08 novembre 2021 à 10 h 00 min

Le renouvellement profond du modèle de développement algérien est indispensable.

Le défi est colossal car il s’agira ni plus ni moins que de mettre sur pied au cours des trois prochaines décennies une nouvelle économie décarbonisée tirant sa croissance de sources différentes dont, entre autres, le numérique, le vert, le bleu et le savoir pour faire passer l’Algérie du rang de pays en développement à revenu intermédiaire à celui de pays émergent.

Un tel objectif stratégique à long terme pose inéluctablement de nombreuses questions, qui seront traitées dans les lignes ci-dessous.

Vision Algérie 2050 : hisser l’Algérie au rang de pays à économie émergente (l’étape prochaine la plus logique) en 2050 (60 millions d’habitants) (1) Les facteurs en faveur : un faisceau d’avantages comparatifs importants (capital humain créatif et doté d’un esprit d’entreprise ; capital naturel et minier de taille ; une certaine compétitivité qu’il faut toutefois renforcer par des politiques appropriées ; une position géographique de trait d’union entre l’Afrique, le Proche-Orient et l’Europe ; et une première génération de réformes structurelles importantes mises en place entre 1994-1999) offrent à l’Algérie une base pour se fixer un tel objectif dans le cadre d’une vision 2050.
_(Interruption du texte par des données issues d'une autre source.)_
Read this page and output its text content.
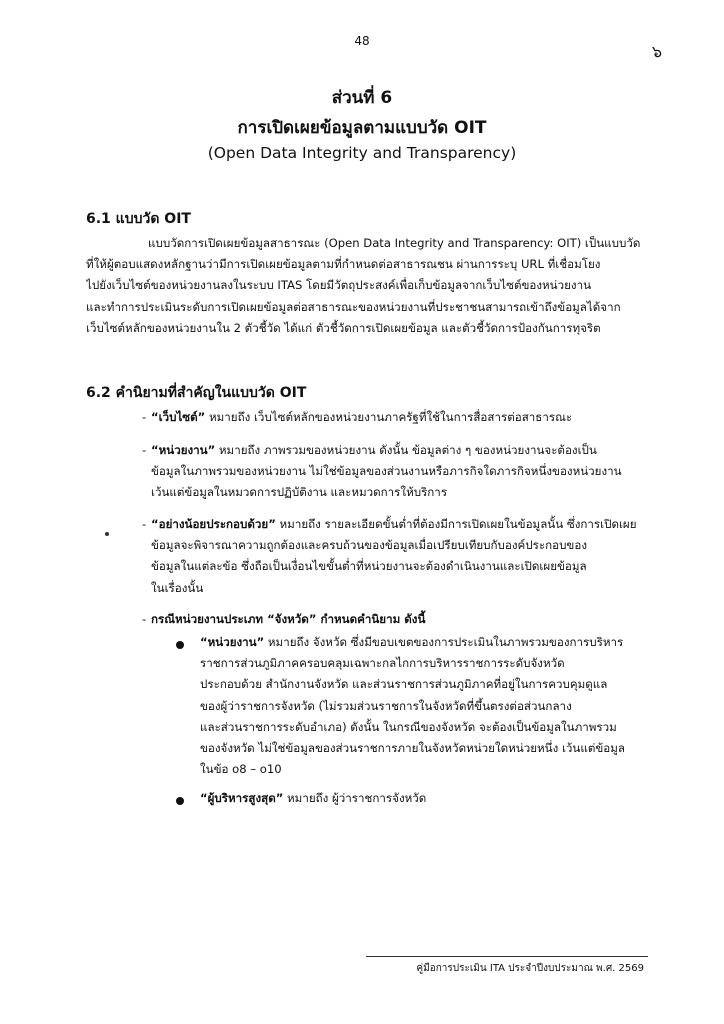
48
๖
ส่วนที่ 6
การเปิดเผยข้อมูลตามแบบวัด OIT
(Open Data Integrity and Transparency)
6.1 แบบวัด OIT
แบบวัดการเปิดเผยข้อมูลสาธารณะ (Open Data Integrity and Transparency: OIT) เป็นแบบวัด
ที่ให้ผู้ตอบแสดงหลักฐานว่ามีการเปิดเผยข้อมูลตามที่กำหนดต่อสาธารณชน ผ่านการระบุ URL ที่เชื่อมโยง
ไปยังเว็บไซต์ของหน่วยงานลงในระบบ ITAS โดยมีวัตถุประสงค์เพื่อเก็บข้อมูลจากเว็บไซต์ของหน่วยงาน
และทำการประเมินระดับการเปิดเผยข้อมูลต่อสาธารณะของหน่วยงานที่ประชาชนสามารถเข้าถึงข้อมูลได้จาก
เว็บไซต์หลักของหน่วยงานใน 2 ตัวชี้วัด ได้แก่ ตัวชี้วัดการเปิดเผยข้อมูล และตัวชี้วัดการป้องกันการทุจริต
6.2 คำนิยามที่สำคัญในแบบวัด OIT
- “เว็บไซต์” หมายถึง เว็บไซต์หลักของหน่วยงานภาครัฐที่ใช้ในการสื่อสารต่อสาธารณะ
- “หน่วยงาน” หมายถึง ภาพรวมของหน่วยงาน ดังนั้น ข้อมูลต่าง ๆ ของหน่วยงานจะต้องเป็น
ข้อมูลในภาพรวมของหน่วยงาน ไม่ใช่ข้อมูลของส่วนงานหรือภารกิจใดภารกิจหนึ่งของหน่วยงาน
เว้นแต่ข้อมูลในหมวดการปฏิบัติงาน และหมวดการให้บริการ
- “อย่างน้อยประกอบด้วย” หมายถึง รายละเอียดขั้นต่ำที่ต้องมีการเปิดเผยในข้อมูลนั้น ซึ่งการเปิดเผย
ข้อมูลจะพิจารณาความถูกต้องและครบถ้วนของข้อมูลเมื่อเปรียบเทียบกับองค์ประกอบของ
ข้อมูลในแต่ละข้อ ซึ่งถือเป็นเงื่อนไขขั้นต่ำที่หน่วยงานจะต้องดำเนินงานและเปิดเผยข้อมูล
ในเรื่องนั้น
- กรณีหน่วยงานประเภท “จังหวัด” กำหนดคำนิยาม ดังนี้
“หน่วยงาน” หมายถึง จังหวัด ซึ่งมีขอบเขตของการประเมินในภาพรวมของการบริหาร
ราชการส่วนภูมิภาคครอบคลุมเฉพาะกลไกการบริหารราชการระดับจังหวัด
ประกอบด้วย สำนักงานจังหวัด และส่วนราชการส่วนภูมิภาคที่อยู่ในการควบคุมดูแล
ของผู้ว่าราชการจังหวัด (ไม่รวมส่วนราชการในจังหวัดที่ขึ้นตรงต่อส่วนกลาง
และส่วนราชการระดับอำเภอ) ดังนั้น ในกรณีของจังหวัด จะต้องเป็นข้อมูลในภาพรวม
ของจังหวัด ไม่ใช่ข้อมูลของส่วนราชการภายในจังหวัดหน่วยใดหน่วยหนึ่ง เว้นแต่ข้อมูล
ในข้อ o8 – o10
“ผู้บริหารสูงสุด” หมายถึง ผู้ว่าราชการจังหวัด
คู่มือการประเมิน ITA ประจำปีงบประมาณ พ.ศ. 2569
Cette dernière offrira au pays une visibilité à long terme mais exigera, en retour, une forte volonté politique, des réformes ambitieuses continues (et difficiles), la mobilisation de financements internes et externes et beaucoup de persévérance au cours des prochaines décennies ; (2) les grandes lignes de la vision : (i) une économie de marché adéquatement régulée pour faciliter la compétitive extérieure et contrer les pratiques anti concurrentielles internes ; (ii) l’encouragement de l’esprit d’initiative et d’innovation de l’entreprenariat qui devra compter sur son travail et sa créativité et assurer sa contribution à la société à travers une fiscalité équitable , ce qui permettrait éventuellement de limiter le secteur informel ; (iii) l’entreprise privée en tant que source fondamentale de création des richesses et de l’emploi (et contrer les passe-droits et la corruption) ; (iv) un état jouant un double rôle de développeur dans certains secteurs-clés en cohérence avec la politique industrielle du pays et de régulateur (par le biais de politiques macroéconomiques appropriées et accompagnement sectoriel) ; (v) un recours à l’épargne étrangère (investissements directs étrangers – IDE – et investissements en portefeuille) en tant que vecteur de modernisation, d’ajustement à la concurrence internationale et de financement de l’économie ; et (vi) une répartition équitable du revenu national pour favoriser une forte classe moyenne à travers des leviers sociaux élargis (inclusion).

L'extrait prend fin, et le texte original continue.